Humans have been mining since before recorded history. From the earliest mining of flint to make tools and weapons to today’s modern mining of coal, iron, bauxite, phosphate rock, gypsum, and other precious minerals and metals, mining is one of the most critical foundations of global civilization!
But not all mining is the same. The two main types of mining are surface (or open pit) and sub-surface (or underground). Of these, surface mining “accounts for almost 85% of all U.S. coal production and approximately 90% of the nation’s total non-fuel mineral production,” per the National Mining Association. The rest is either underground or done via placer mining, in-situ mining, or deep sea mining.
What is underground mining?
Underground mining is a vital part of the industry, required to obtain hard-to-reach hard and soft rock minerals.

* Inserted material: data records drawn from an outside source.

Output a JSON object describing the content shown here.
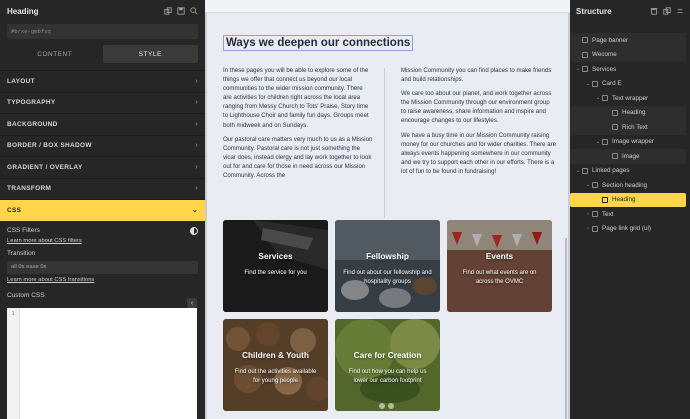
{
  "left_panel": {
    "title": "Heading",
    "element_id": "#brxe-gmbfsq",
    "tabs": [
      "CONTENT",
      "STYLE"
    ],
    "sections": [
      "LAYOUT",
      "TYPOGRAPHY",
      "BACKGROUND",
      "BORDER / BOX SHADOW",
      "GRADIENT / OVERLAY",
      "TRANSFORM",
      "CSS"
    ],
    "css": {
      "filters_label": "CSS Filters",
      "filters_link": "Learn more about CSS filters",
      "transition_label": "Transition",
      "transition_placeholder": "all 0s ease 0s",
      "transitions_link": "Learn more about CSS transitions",
      "custom_css_label": "Custom CSS",
      "line_number": "1"
    }
  },
  "canvas": {
    "heading": "Ways we deepen our connections",
    "col1": [
      "In these pages you will be able to explore some of the things we offer that connect us beyond our local communities to the wider mission community. There are activities for children right across the local area ranging from Messy Church to Tots' Praise, Story time to Lighthouse Choir and family fun days. Groups meet both midweek and on Sundays.",
      "Our pastoral care matters very much to us as a Mission Community. Pastoral care is not just something the vicar does, instead clergy and lay work together to look out for and care for those in need across our Mission Community. Across the"
    ],
    "col2": [
      "Mission Community you can find places to make friends and build relationships.",
      "We care too about our planet, and work together across the Mission Community through our environment group to raise awareness, share information and inspire and encourage changes to our lifestyles.",
      "We have a busy time in our Mission Community raising money for our churches and for wider charities. There are always events happening somewhere in our community and we try to support each other in our efforts. There is a lot of fun to be found in fundraising!"
    ],
    "cards": [
      {
        "title": "Services",
        "desc": "Find the service for you"
      },
      {
        "title": "Fellowship",
        "desc": "Find out about our fellowship and hospitality groups"
      },
      {
        "title": "Events",
        "desc": "Find out what events are on across the OVMC"
      },
      {
        "title": "Children & Youth",
        "desc": "Find out the activities available for young people"
      },
      {
        "title": "Care for Creation",
        "desc": "Find out how you can help us lower our carbon footprint"
      }
    ]
  },
  "structure": {
    "title": "Structure",
    "nodes": [
      {
        "label": "Page banner",
        "depth": 0
      },
      {
        "label": "Wecome",
        "depth": 0
      },
      {
        "label": "Services",
        "depth": 0
      },
      {
        "label": "Card E",
        "depth": 1
      },
      {
        "label": "Text wrapper",
        "depth": 2
      },
      {
        "label": "Heading",
        "depth": 3
      },
      {
        "label": "Rich Text",
        "depth": 3
      },
      {
        "label": "Image wrapper",
        "depth": 2
      },
      {
        "label": "Image",
        "depth": 3
      },
      {
        "label": "Linked pages",
        "depth": 0
      },
      {
        "label": "Section heading",
        "depth": 1
      },
      {
        "label": "Heading",
        "depth": 2
      },
      {
        "label": "Text",
        "depth": 1
      },
      {
        "label": "Page link grid (ul)",
        "depth": 1
      }
    ]
  },
  "colors": {
    "accent": "#ffd54a",
    "panel": "#262626",
    "canvas": "#e9ecf2"
  }
}
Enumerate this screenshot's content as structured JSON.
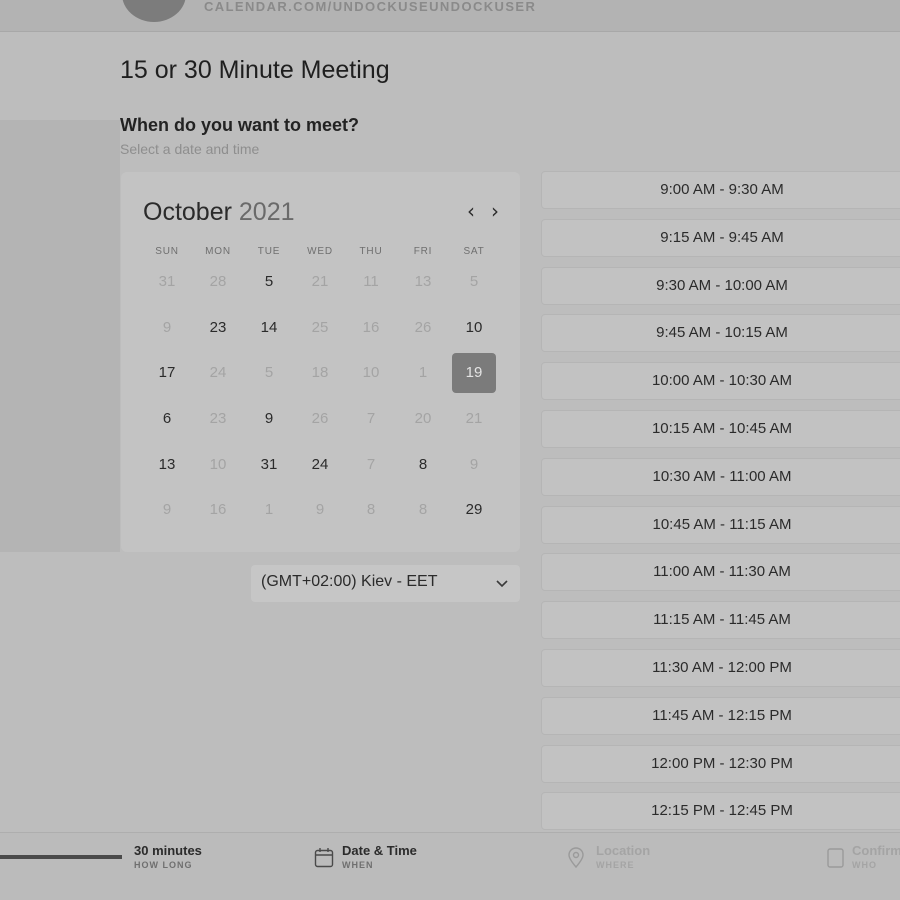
{
  "header": {
    "url": "CALENDAR.COM/UNDOCKUSEUNDOCKUSER"
  },
  "event": {
    "title": "15 or 30 Minute Meeting",
    "question": "When do you want to meet?",
    "subtitle": "Select a date and time"
  },
  "calendar": {
    "month": "October",
    "year": "2021",
    "weekdays": [
      "SUN",
      "MON",
      "TUE",
      "WED",
      "THU",
      "FRI",
      "SAT"
    ],
    "weeks": [
      [
        {
          "d": "31",
          "s": "disabled"
        },
        {
          "d": "28",
          "s": "disabled"
        },
        {
          "d": "5",
          "s": "active"
        },
        {
          "d": "21",
          "s": "disabled"
        },
        {
          "d": "11",
          "s": "disabled"
        },
        {
          "d": "13",
          "s": "disabled"
        },
        {
          "d": "5",
          "s": "disabled"
        }
      ],
      [
        {
          "d": "9",
          "s": "disabled"
        },
        {
          "d": "23",
          "s": "active"
        },
        {
          "d": "14",
          "s": "active"
        },
        {
          "d": "25",
          "s": "disabled"
        },
        {
          "d": "16",
          "s": "disabled"
        },
        {
          "d": "26",
          "s": "disabled"
        },
        {
          "d": "10",
          "s": "active"
        }
      ],
      [
        {
          "d": "17",
          "s": "active"
        },
        {
          "d": "24",
          "s": "disabled"
        },
        {
          "d": "5",
          "s": "disabled"
        },
        {
          "d": "18",
          "s": "disabled"
        },
        {
          "d": "10",
          "s": "disabled"
        },
        {
          "d": "1",
          "s": "disabled"
        },
        {
          "d": "19",
          "s": "selected"
        }
      ],
      [
        {
          "d": "6",
          "s": "active"
        },
        {
          "d": "23",
          "s": "disabled"
        },
        {
          "d": "9",
          "s": "active"
        },
        {
          "d": "26",
          "s": "disabled"
        },
        {
          "d": "7",
          "s": "disabled"
        },
        {
          "d": "20",
          "s": "disabled"
        },
        {
          "d": "21",
          "s": "disabled"
        }
      ],
      [
        {
          "d": "13",
          "s": "active"
        },
        {
          "d": "10",
          "s": "disabled"
        },
        {
          "d": "31",
          "s": "active"
        },
        {
          "d": "24",
          "s": "active"
        },
        {
          "d": "7",
          "s": "disabled"
        },
        {
          "d": "8",
          "s": "active"
        },
        {
          "d": "9",
          "s": "disabled"
        }
      ],
      [
        {
          "d": "9",
          "s": "disabled"
        },
        {
          "d": "16",
          "s": "disabled"
        },
        {
          "d": "1",
          "s": "disabled"
        },
        {
          "d": "9",
          "s": "disabled"
        },
        {
          "d": "8",
          "s": "disabled"
        },
        {
          "d": "8",
          "s": "disabled"
        },
        {
          "d": "29",
          "s": "active"
        }
      ]
    ]
  },
  "timezone": {
    "label": "(GMT+02:00) Kiev - EET"
  },
  "slots": [
    "9:00 AM - 9:30 AM",
    "9:15 AM - 9:45 AM",
    "9:30 AM - 10:00 AM",
    "9:45 AM - 10:15 AM",
    "10:00 AM - 10:30 AM",
    "10:15 AM - 10:45 AM",
    "10:30 AM - 11:00 AM",
    "10:45 AM - 11:15 AM",
    "11:00 AM - 11:30 AM",
    "11:15 AM - 11:45 AM",
    "11:30 AM - 12:00 PM",
    "11:45 AM - 12:15 PM",
    "12:00 PM - 12:30 PM",
    "12:15 PM - 12:45 PM"
  ],
  "steps": {
    "duration": {
      "title": "30 minutes",
      "sub": "HOW LONG"
    },
    "datetime": {
      "title": "Date & Time",
      "sub": "WHEN"
    },
    "location": {
      "title": "Location",
      "sub": "WHERE"
    },
    "confirm": {
      "title": "Confirm",
      "sub": "WHO"
    }
  },
  "icons": {
    "nav_prev": "chevron-left-icon",
    "nav_next": "chevron-right-icon",
    "timezone": "chevron-down-icon",
    "datetime": "calendar-icon",
    "location": "map-pin-icon",
    "confirm": "checklist-icon"
  }
}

Underground hard rock mining involves “extracting minerals from hard ore or sedimentary rocks rather than softer ones such as oil or coal.” Hard rock mining is used to obtain “gold, copper, zinc, nickel and lead or gems such as diamonds.”
Underground soft rock mining is for obtaining salt, as well as “oil, coal, shale, and potash from soft rock mineral resources.” Both types of underground mining require expensive, complex techniques to dig deep into the earth and build stable shafts and tunnels where miners can safely work. The types of methods used depend on the surrounding geology and whether or not it provides sufficient ground support.

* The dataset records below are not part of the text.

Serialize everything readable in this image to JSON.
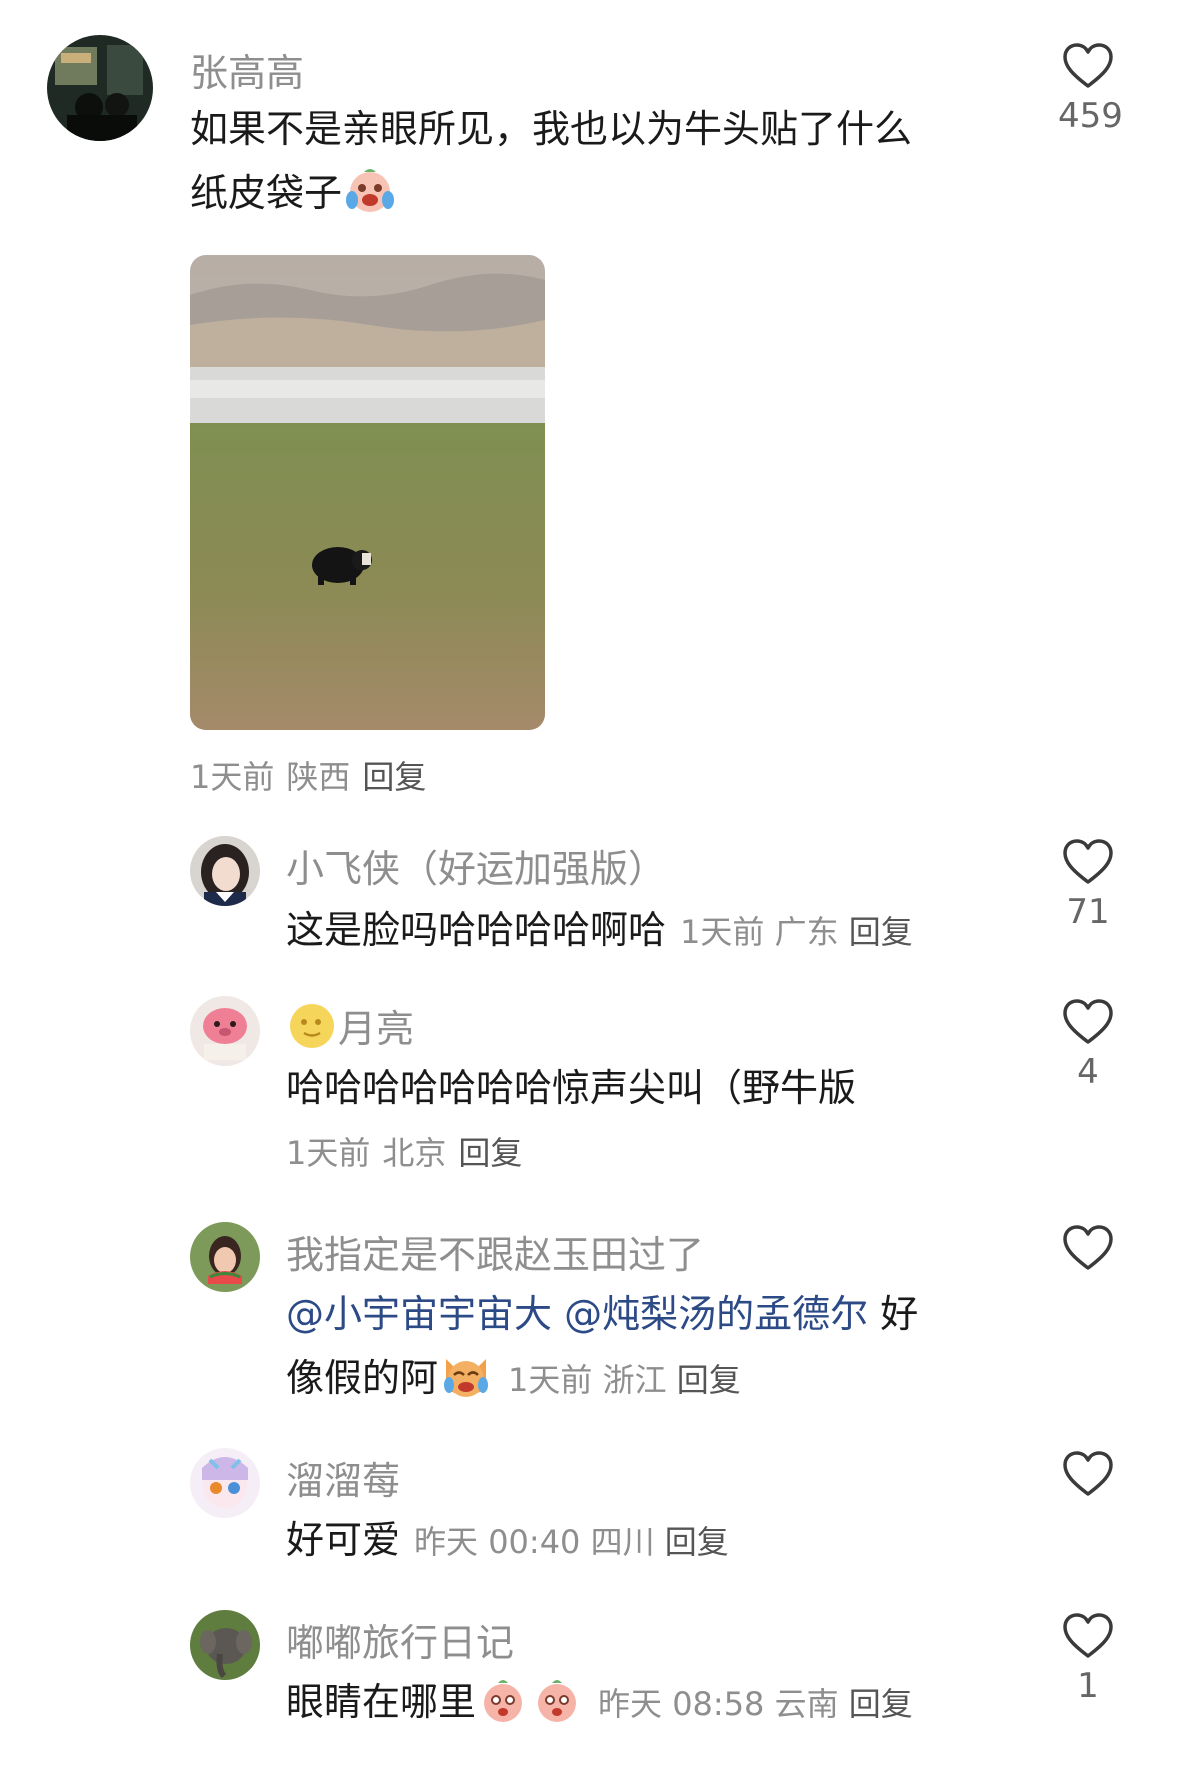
{
  "main_comment": {
    "username": "张高高",
    "text_line1": "如果不是亲眼所见，我也以为牛头贴了什么",
    "text_line2": "纸皮袋子",
    "emoji_icon": "crying-laughing-face-emoji",
    "time": "1天前",
    "location": "陕西",
    "reply_label": "回复",
    "likes": "459"
  },
  "replies": [
    {
      "username": "小飞侠（好运加强版）",
      "text": "这是脸吗哈哈哈哈啊哈",
      "time": "1天前",
      "location": "广东",
      "reply_label": "回复",
      "likes": "71"
    },
    {
      "username": "月亮",
      "username_emoji": "moon-face-emoji",
      "text": "哈哈哈哈哈哈哈惊声尖叫（野牛版",
      "time": "1天前",
      "location": "北京",
      "reply_label": "回复",
      "likes": "4"
    },
    {
      "username": "我指定是不跟赵玉田过了",
      "mention1": "@小宇宙宇宙大",
      "mention2": "@炖梨汤的孟德尔",
      "text_tail1": "好",
      "text_line2": "像假的阿",
      "emoji_icon": "laughing-cat-emoji",
      "time": "1天前",
      "location": "浙江",
      "reply_label": "回复",
      "likes": ""
    },
    {
      "username": "溜溜莓",
      "text": "好可爱",
      "time": "昨天 00:40",
      "location": "四川",
      "reply_label": "回复",
      "likes": ""
    },
    {
      "username": "嘟嘟旅行日记",
      "text": "眼睛在哪里",
      "emoji_icon": "peach-face-emoji",
      "time": "昨天 08:58",
      "location": "云南",
      "reply_label": "回复",
      "likes": "1"
    }
  ],
  "colors": {
    "name_gray": "#8e8e8e",
    "text": "#1a1a1a",
    "mention": "#2c4a86",
    "icon_gray": "#3a3a3a"
  }
}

The industry needs workers - and pays top dollar!
No matter which underground mining method is used, one thing remains constant—the job is hard work.
Most career fields don’t require the level of drive and endurance that underground miners must possess. In fact, we’d venture to say that few modern workers are mentally and physically up to the challenge. Some simply aren’t fit enough to handle this type of work, especially over a 10+ hour shift.

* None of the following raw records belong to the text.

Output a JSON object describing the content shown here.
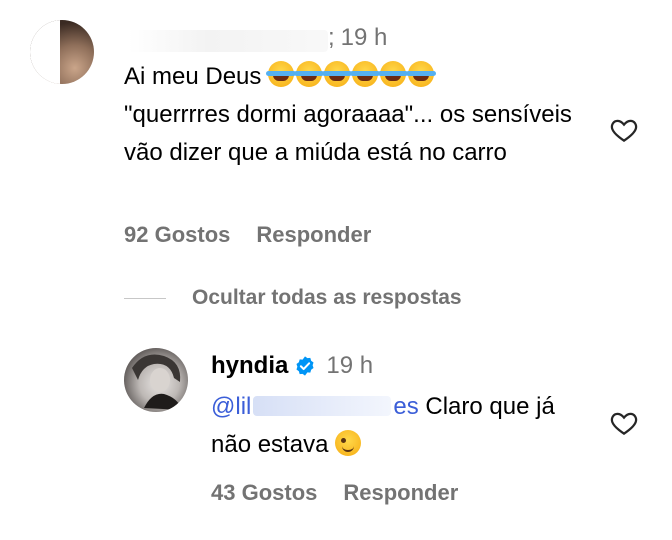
{
  "comment": {
    "time": "19 h",
    "time_prefix": ";",
    "text_line1": "Ai meu Deus",
    "emojis": [
      "😂",
      "😂",
      "😂",
      "😂",
      "😂",
      "😂"
    ],
    "text_rest": "\"querrrres dormi agoraaaa\"... os sensíveis vão dizer que a miúda está no carro",
    "likes": "92 Gostos",
    "reply_label": "Responder",
    "like_icon": "heart-icon"
  },
  "hide_replies_label": "Ocultar todas as respostas",
  "reply": {
    "username": "hyndia",
    "verified_icon": "verified-badge-icon",
    "time": "19 h",
    "mention_start": "@lil",
    "mention_end": "es",
    "text": "Claro que já não estava",
    "emoji": "😉",
    "likes": "43 Gostos",
    "reply_label": "Responder",
    "like_icon": "heart-icon"
  },
  "colors": {
    "secondary_text": "#737373",
    "mention": "#3b5ed8",
    "verified": "#0095f6"
  }
}
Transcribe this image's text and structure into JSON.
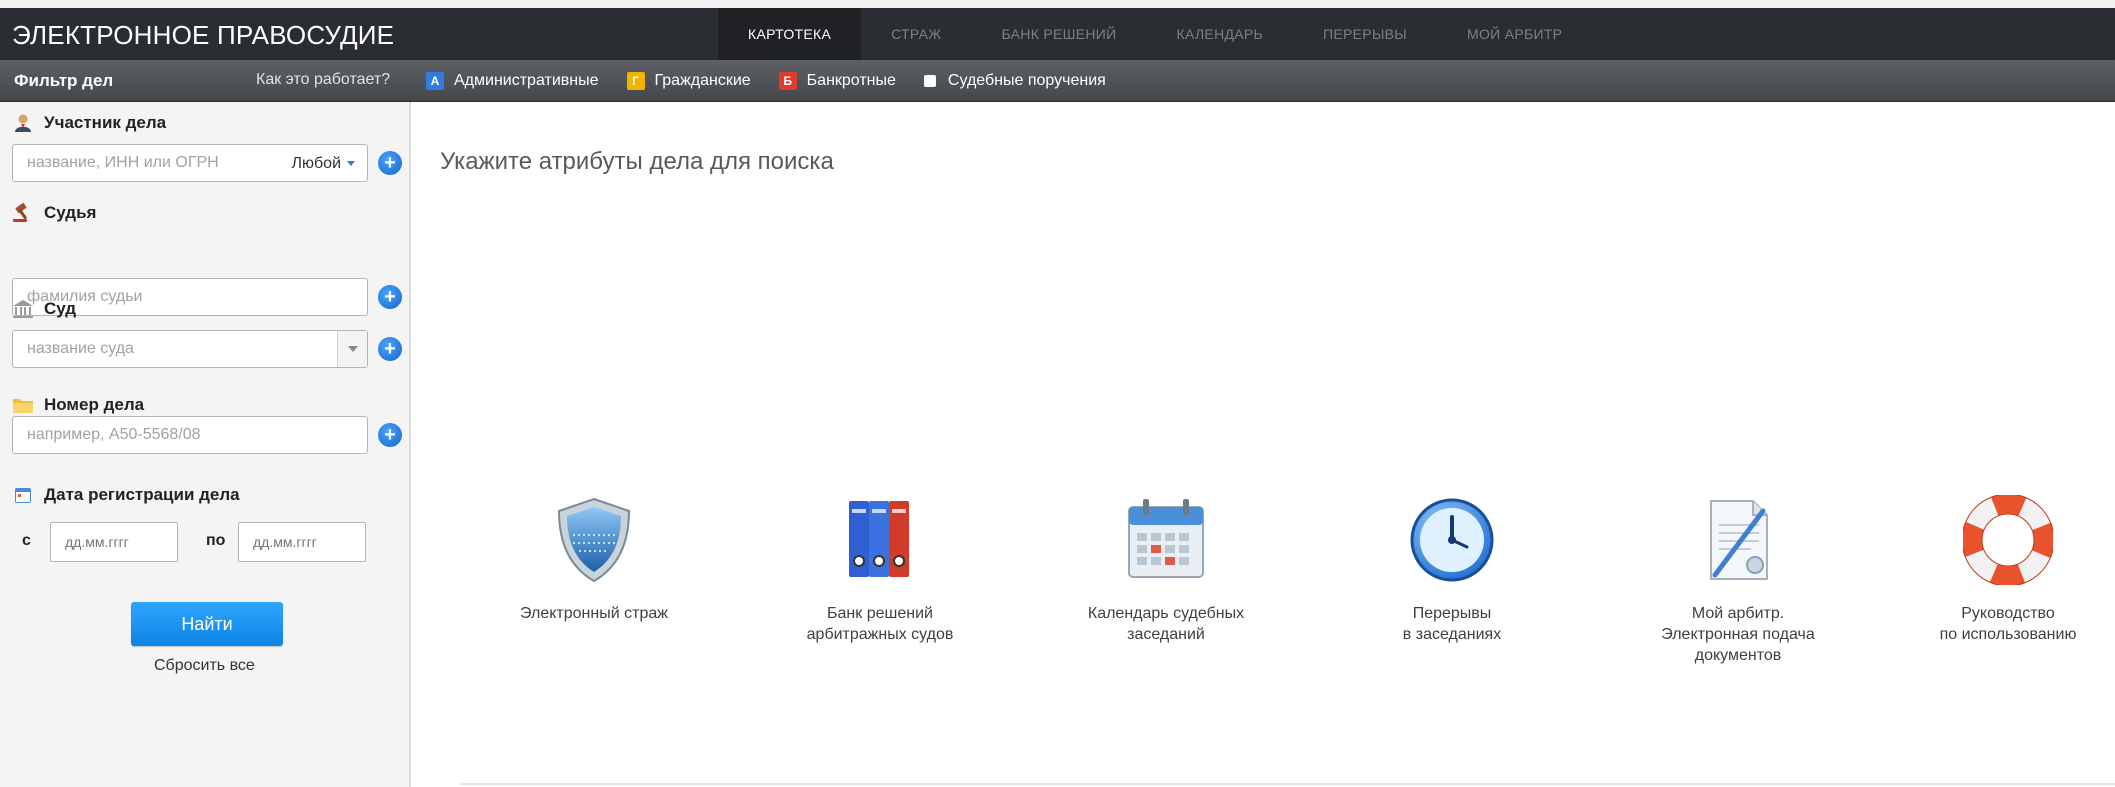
{
  "header": {
    "brand": "ЭЛЕКТРОННОЕ ПРАВОСУДИЕ",
    "nav": [
      "КАРТОТЕКА",
      "СТРАЖ",
      "БАНК РЕШЕНИЙ",
      "КАЛЕНДАРЬ",
      "ПЕРЕРЫВЫ",
      "МОЙ АРБИТР"
    ],
    "active_nav": "КАРТОТЕКА"
  },
  "subbar": {
    "filter_title": "Фильтр дел",
    "how_link": "Как это работает?",
    "categories": [
      {
        "letter": "А",
        "label": "Административные",
        "color": "#2f7de1"
      },
      {
        "letter": "Г",
        "label": "Гражданские",
        "color": "#f0b300"
      },
      {
        "letter": "Б",
        "label": "Банкротные",
        "color": "#e13a2f"
      }
    ],
    "orders_label": "Судебные поручения"
  },
  "sidebar": {
    "participant": {
      "label": "Участник дела",
      "placeholder": "название, ИНН или ОГРН",
      "selector": "Любой"
    },
    "judge": {
      "label": "Судья",
      "placeholder": "фамилия судьи"
    },
    "court": {
      "label": "Суд",
      "placeholder": "название суда"
    },
    "case_number": {
      "label": "Номер дела",
      "placeholder": "например, А50-5568/08"
    },
    "reg_date": {
      "label": "Дата регистрации дела",
      "from_label": "с",
      "to_label": "по",
      "from_placeholder": "дд.мм.гггг",
      "to_placeholder": "дд.мм.гггг"
    },
    "find_button": "Найти",
    "reset_link": "Сбросить все"
  },
  "main": {
    "title": "Укажите атрибуты дела для поиска",
    "tiles": [
      {
        "icon": "shield-icon",
        "label": "Электронный страж"
      },
      {
        "icon": "folders-icon",
        "label": "Банк решений\nарбитражных судов"
      },
      {
        "icon": "calendar-icon",
        "label": "Календарь судебных\nзаседаний"
      },
      {
        "icon": "clock-icon",
        "label": "Перерывы\nв заседаниях"
      },
      {
        "icon": "document-pen-icon",
        "label": "Мой арбитр.\nЭлектронная подача\nдокументов"
      },
      {
        "icon": "lifebuoy-icon",
        "label": "Руководство\nпо использованию"
      }
    ]
  }
}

It definitely takes a special type, but those who can hack it often get to name their price. Per ZipRecruiter, the average annual pay for underground miners is $56,434 a year, with salaries reaching as high as $84,500 or more, which does not likely include bonuses. A Nevada-based underground miner wrote for Insider that he earns as much as $160,000 a year…without a college degree! Salaries vary based on experience and location, with many of the highest-paying opportunities in California.
Why do underground miners earn so much?
Underground mining is clearly a lucrative business. The pay scales for this career field are so high because:
- There aren’t many workers with enough stamina and focus to do the tasks.
- The field has inherent safety risks greater than those associated with other safety-sensitive trades.
- Workers in the high-end income bracket might put in 12-hour shifts, working one full week on, one week off.
- Mining has a high turnover rate, with 40% of mining employees planning to leave their job this year, per Mining People International. Thus, there’s an ongoing need to fill positions and employers are willing to offer higher compensation.
There’s no beating around the bush—underground mining isn’t something most workers can handle. But for those who’ve got what it takes, the pay and benefits are competitive and the skills developed on-the-job are often specialized and in high demand. It’s definitely a solid career prospect for anyone who likes physical work and hates sitting in an office, stuck at a computer all day!